Nel XII secolo L. era praticamente sconosciuto: Lovato Lovati (1241-1309) mostra di aver preceduto i contemporanei nella conoscenza del De Rerum natura, che rimase molto circoscritta sino a quando nel 1417, forse a Fulda, Poggio scoprì un codice (derivante dallo stesso archetipo di OQ), dal quale derivano i codici umanistici, tra cui il Laurenziano 35, 30 (cfr. R. Sabbadini, Le scoperte dei codici latini e greci ne' secoli XIV e XV, Firenze 1914, 192). D'altra parte alcuni confronti tra passi lucreziani e danteschi, soprattutto quando si può escludere la presenza di altra fonte, in modo particolare degli apologeti cristiani, che spesso imitano o citano versi lucreziani, impediscono di negare in assoluto l'eventualità di una magari parziale lettura da parte di D. del De Rerum natura.
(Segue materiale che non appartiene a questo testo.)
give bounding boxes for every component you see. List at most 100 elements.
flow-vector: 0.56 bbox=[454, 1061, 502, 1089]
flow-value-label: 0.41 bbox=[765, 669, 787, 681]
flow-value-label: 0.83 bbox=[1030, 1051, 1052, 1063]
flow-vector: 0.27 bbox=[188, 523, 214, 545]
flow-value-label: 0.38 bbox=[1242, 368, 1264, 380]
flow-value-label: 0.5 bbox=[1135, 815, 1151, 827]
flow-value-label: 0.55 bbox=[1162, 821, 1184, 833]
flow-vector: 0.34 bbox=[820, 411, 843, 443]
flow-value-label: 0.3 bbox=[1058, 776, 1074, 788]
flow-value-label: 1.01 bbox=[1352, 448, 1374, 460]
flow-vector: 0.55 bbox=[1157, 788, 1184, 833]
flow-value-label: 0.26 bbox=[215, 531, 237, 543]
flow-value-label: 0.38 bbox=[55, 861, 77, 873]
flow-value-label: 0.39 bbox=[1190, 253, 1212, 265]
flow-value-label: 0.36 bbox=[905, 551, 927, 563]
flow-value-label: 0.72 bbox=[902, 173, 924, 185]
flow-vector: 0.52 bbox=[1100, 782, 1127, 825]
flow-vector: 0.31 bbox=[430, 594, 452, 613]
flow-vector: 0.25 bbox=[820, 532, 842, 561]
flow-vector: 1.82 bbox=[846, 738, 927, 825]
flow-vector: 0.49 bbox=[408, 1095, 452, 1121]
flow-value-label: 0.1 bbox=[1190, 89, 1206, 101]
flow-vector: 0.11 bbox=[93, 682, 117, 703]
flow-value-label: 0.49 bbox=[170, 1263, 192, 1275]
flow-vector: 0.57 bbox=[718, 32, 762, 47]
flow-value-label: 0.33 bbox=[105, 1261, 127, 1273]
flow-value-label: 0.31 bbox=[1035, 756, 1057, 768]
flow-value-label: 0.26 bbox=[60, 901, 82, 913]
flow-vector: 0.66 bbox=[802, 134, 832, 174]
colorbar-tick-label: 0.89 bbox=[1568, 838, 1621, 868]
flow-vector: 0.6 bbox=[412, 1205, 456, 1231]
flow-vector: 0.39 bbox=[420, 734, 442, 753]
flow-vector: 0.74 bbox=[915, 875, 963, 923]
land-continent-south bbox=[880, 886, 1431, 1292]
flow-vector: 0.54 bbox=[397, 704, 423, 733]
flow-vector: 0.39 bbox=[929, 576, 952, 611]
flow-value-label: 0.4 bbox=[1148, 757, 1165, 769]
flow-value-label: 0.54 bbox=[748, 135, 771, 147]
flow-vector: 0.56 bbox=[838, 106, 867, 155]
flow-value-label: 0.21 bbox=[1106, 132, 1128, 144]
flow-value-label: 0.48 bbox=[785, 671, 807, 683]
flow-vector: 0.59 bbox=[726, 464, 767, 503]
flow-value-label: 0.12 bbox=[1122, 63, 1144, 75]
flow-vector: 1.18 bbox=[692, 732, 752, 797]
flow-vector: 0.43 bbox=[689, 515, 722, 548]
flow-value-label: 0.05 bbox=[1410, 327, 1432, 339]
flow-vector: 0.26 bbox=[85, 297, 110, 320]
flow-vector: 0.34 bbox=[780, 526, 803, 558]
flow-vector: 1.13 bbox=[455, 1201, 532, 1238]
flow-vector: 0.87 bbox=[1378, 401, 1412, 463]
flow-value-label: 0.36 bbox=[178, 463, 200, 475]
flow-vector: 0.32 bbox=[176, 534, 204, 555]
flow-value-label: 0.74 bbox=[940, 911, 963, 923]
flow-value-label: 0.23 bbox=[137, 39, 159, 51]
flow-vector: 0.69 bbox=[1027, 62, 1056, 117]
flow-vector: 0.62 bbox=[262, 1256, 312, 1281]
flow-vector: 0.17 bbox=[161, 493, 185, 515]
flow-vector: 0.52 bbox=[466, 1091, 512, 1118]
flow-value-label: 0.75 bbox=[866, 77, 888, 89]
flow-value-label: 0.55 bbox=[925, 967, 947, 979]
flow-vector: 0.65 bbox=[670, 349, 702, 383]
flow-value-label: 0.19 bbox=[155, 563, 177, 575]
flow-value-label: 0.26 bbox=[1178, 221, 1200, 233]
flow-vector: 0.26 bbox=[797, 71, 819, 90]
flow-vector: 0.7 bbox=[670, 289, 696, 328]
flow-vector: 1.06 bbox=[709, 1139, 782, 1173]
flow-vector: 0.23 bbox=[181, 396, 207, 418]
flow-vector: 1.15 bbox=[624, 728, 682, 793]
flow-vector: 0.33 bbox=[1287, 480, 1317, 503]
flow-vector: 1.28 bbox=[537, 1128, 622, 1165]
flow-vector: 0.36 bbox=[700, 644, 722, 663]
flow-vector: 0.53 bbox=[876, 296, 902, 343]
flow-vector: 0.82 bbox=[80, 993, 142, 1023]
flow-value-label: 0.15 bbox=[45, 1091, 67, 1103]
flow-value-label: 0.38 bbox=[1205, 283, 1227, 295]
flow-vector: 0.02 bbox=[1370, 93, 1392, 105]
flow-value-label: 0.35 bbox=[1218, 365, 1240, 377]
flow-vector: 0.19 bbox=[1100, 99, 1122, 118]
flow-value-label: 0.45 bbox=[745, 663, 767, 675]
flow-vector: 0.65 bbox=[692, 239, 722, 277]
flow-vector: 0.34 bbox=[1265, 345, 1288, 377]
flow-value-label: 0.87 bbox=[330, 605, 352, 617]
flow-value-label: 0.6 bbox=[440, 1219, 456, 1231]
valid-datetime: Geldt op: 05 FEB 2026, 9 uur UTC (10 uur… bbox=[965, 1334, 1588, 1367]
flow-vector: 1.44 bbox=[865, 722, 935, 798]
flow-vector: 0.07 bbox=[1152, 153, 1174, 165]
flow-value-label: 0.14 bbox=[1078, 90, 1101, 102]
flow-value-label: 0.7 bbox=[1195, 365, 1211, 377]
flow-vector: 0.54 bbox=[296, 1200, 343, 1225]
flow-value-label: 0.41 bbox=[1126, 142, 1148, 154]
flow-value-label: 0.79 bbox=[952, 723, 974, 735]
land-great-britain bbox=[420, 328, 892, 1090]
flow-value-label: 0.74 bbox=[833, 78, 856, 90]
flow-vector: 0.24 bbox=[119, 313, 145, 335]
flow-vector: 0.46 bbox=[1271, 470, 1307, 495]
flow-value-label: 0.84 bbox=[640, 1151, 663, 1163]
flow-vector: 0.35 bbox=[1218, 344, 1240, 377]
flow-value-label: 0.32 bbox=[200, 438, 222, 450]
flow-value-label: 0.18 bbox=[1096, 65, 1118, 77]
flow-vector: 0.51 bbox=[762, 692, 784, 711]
Ma allo stato attuale degli studi è impossibile, senza una prova definitiva, pensare che l'autore del De Rerum natura, che trattò " de summa caeli ratione deumque " (I 54) e svelò agli uomini i " rerum primordia " (I 55) e che per la grandiosità di concezione appare il poeta latino spiritualmente più affine a D., sia stato letto da chi cantò ciò che per l'universo si squaderna (Pd XXXIII 87).
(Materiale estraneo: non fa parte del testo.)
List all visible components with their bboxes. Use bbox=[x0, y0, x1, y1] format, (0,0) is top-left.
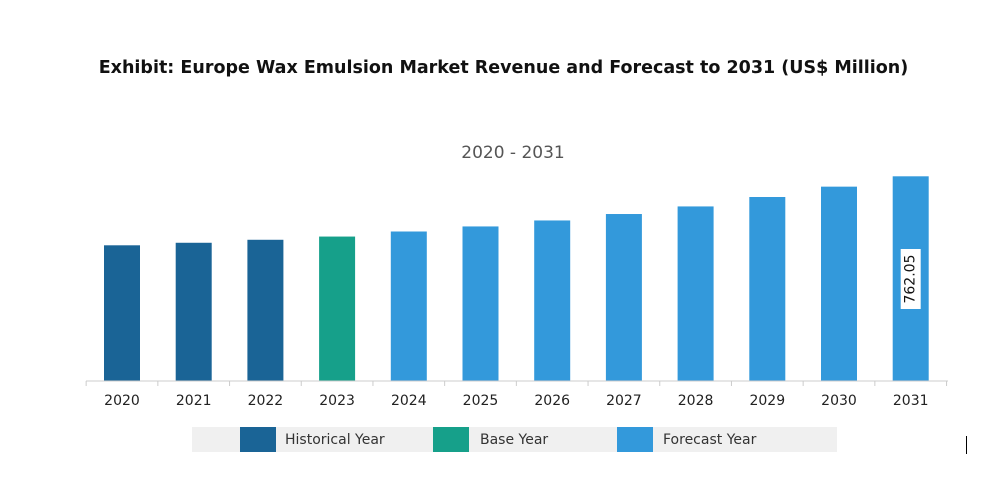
bar-2023 bbox=[319, 236, 356, 381]
bar-2020 bbox=[104, 245, 140, 381]
x-tick-label-2028: 2028 bbox=[678, 393, 714, 409]
bar-2022 bbox=[247, 239, 284, 381]
bar-2028 bbox=[677, 206, 714, 381]
legend-label-forecast: Forecast Year bbox=[663, 432, 757, 448]
legend-label-base: Base Year bbox=[480, 432, 549, 448]
chart-legend: Historical Year Base Year Forecast Year bbox=[192, 427, 837, 452]
x-tick-label-2026: 2026 bbox=[534, 393, 570, 409]
bar-2025 bbox=[462, 226, 499, 381]
x-tick-label-2024: 2024 bbox=[391, 393, 427, 409]
x-tick-label-2021: 2021 bbox=[176, 393, 212, 409]
bar-2030 bbox=[821, 186, 857, 381]
x-tick-label-2029: 2029 bbox=[749, 393, 785, 409]
x-tick-label-2025: 2025 bbox=[463, 393, 499, 409]
data-label-text: 762.05 bbox=[903, 255, 919, 304]
legend-swatch-forecast bbox=[617, 427, 653, 452]
x-tick-label-2023: 2023 bbox=[319, 393, 355, 409]
data-label-box bbox=[900, 249, 921, 309]
bar-2027 bbox=[605, 214, 642, 381]
chart-title: Exhibit: Europe Wax Emulsion Market Reve… bbox=[98, 58, 909, 78]
bar-2026 bbox=[534, 220, 571, 381]
bar-2029 bbox=[749, 197, 786, 381]
chart-subtitle: 2020 - 2031 bbox=[461, 143, 564, 163]
bar-2021 bbox=[175, 242, 212, 381]
x-tick-label-2031: 2031 bbox=[893, 393, 929, 409]
legend-label-historical: Historical Year bbox=[285, 432, 385, 448]
data-label-2031: 762.05 bbox=[900, 249, 921, 309]
legend-swatch-base bbox=[433, 427, 469, 452]
x-tick-label-2027: 2027 bbox=[606, 393, 642, 409]
text-cursor bbox=[966, 436, 967, 454]
x-tick-label-2030: 2030 bbox=[821, 393, 857, 409]
x-tick-label-2020: 2020 bbox=[104, 393, 140, 409]
bar-2024 bbox=[390, 231, 427, 381]
legend-swatch-historical bbox=[240, 427, 276, 452]
x-tick-label-2022: 2022 bbox=[248, 393, 284, 409]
Bibl. - Sulla fortuna di L. nel Medioevo: I. Jessen, Lucrez im Mittelalter, in " Philologus " XXX (1870) 236 ss.; M. Manitius, ibid. LII (1893) 536 ss.; ID., Geschichte der Lateinischen Literatur des Mittelalters, Monaco 1911, 296; J. Philippe, Lucrèce dans la théologie chrétienne du IIIe au XIIIe siècle et spécialement dans les écoles Carolíngiennes, in " Revue de l'Histoire des Religions " XXXIV (1895) 284 ss.; XXXVI (1896) 125 ss.; A. Bufano, L. in Lattanzio, in " Giorn. It. Filologia " IV (1951) 335 ss. Inoltre, P.R. Caverni, in " La Scuola " I (1873) 29-30, 63 ss.; L. Venturi, Le similitudini dantesche, Firenze 1889, 95; E. Moore, Studies in D., I, Oxford 1896, 295; U. Cosmo, Noterelle francescane, in " Giorn. d. " VIII (1900) 171 ss.; N. Busetto, Saggi di varia psicologia dantesca, in " Giorn. d. " XIII (1905) 123; E. Proto, D. e i poeti latini, in " Atene e Roma " XIII (1910) 93-94; E. Bignone, Per la fortuna di L. e dell'Epicureismo nel Medioevo, in " Riv. Filol. Classica " XLI (1913) 246 ss.; G. Vitaletti, Varietà, in " Giorn. d. " XXVI (1923) 329, 331; A. Renaudet, D. humaniste, Parigi 1952, 116, 336; P. Renucci, D. disciple et auge du monde gréco-latin, ibid. 1954, 126, 192 n. 755.